When a call comes in to a dental office from the new marketing number, the person answering the phone hears an announcement that the call is indeed a marketing call. This is called the “whisper feature” and it allows the person taking the call, to gather their thoughts and quickly prepare themselves for the ever-important marketing call. After the call is completed, all of the caller information already outlined can be accessed online immediately.

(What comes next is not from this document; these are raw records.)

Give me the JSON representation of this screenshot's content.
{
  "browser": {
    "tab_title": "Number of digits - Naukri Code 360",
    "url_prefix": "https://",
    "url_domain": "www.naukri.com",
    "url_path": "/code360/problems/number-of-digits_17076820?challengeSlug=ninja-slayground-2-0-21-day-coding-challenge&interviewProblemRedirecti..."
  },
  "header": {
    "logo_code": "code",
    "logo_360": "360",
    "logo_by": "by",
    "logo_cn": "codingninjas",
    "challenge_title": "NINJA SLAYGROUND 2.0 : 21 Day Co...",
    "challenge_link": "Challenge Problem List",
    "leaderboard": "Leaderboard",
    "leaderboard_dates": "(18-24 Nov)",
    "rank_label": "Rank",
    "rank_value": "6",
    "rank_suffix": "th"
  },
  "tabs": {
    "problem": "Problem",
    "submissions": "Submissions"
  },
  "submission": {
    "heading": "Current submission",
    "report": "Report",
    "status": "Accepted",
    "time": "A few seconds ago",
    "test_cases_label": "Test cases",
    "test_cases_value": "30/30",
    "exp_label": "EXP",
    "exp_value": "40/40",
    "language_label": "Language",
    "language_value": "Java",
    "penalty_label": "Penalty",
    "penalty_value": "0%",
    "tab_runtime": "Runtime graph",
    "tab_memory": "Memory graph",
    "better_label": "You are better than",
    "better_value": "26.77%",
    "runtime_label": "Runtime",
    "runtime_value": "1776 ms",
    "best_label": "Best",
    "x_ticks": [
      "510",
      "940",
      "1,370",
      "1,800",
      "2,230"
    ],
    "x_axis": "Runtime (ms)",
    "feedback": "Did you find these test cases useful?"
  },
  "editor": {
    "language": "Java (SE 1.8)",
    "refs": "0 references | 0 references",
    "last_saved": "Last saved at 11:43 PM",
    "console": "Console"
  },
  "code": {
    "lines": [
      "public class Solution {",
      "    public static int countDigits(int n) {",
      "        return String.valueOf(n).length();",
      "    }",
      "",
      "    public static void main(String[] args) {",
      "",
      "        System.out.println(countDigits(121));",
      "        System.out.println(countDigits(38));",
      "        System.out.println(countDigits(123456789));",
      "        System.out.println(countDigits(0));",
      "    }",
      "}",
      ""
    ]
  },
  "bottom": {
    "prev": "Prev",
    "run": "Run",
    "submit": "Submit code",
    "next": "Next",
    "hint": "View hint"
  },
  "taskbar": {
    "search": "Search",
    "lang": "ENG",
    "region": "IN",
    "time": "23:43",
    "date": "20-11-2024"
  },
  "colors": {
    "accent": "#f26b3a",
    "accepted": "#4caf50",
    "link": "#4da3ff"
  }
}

The list of benefits from this amazing technology are as follows:

  1. Being able to track each and every call made as a result of investment in advertising efforts. Never has call tracking been so easy and so accurate.
  2. The ability to carefully analyze the day of the week and time of the day that marketing calls happen. Often dentists are surprised to see how many calls go unanswered because the office hours of the practice don’t coincide with consumers’ calling habits. When calls are missed the data provided for each caller allows for a follow-up call to be made to the prospective patient.
  3. Being able to carefully review the way calls are handled by every team member and to hear how the caller’s questions and concerns are handled. Many dentists have been shocked after being able to witness first-hand the lack of skill and phone etiquette displayed by their office staff.
  4. Having the whisper feature notify the person answering the phone that a marketing call is coming through.
  5. Having access to valuable demographic information from each caller to help practices determine if their marketing message is attracting the appropriate patient type for the practice.

In my opinion VOIP phone technology has already revolutionized the way dental marketing will be executed, tracked and analyzed. Any practice that is investing important dollars in a marketing campaign should carefully consider the value and benefit of finally being able to track without question the results of their marketing efforts.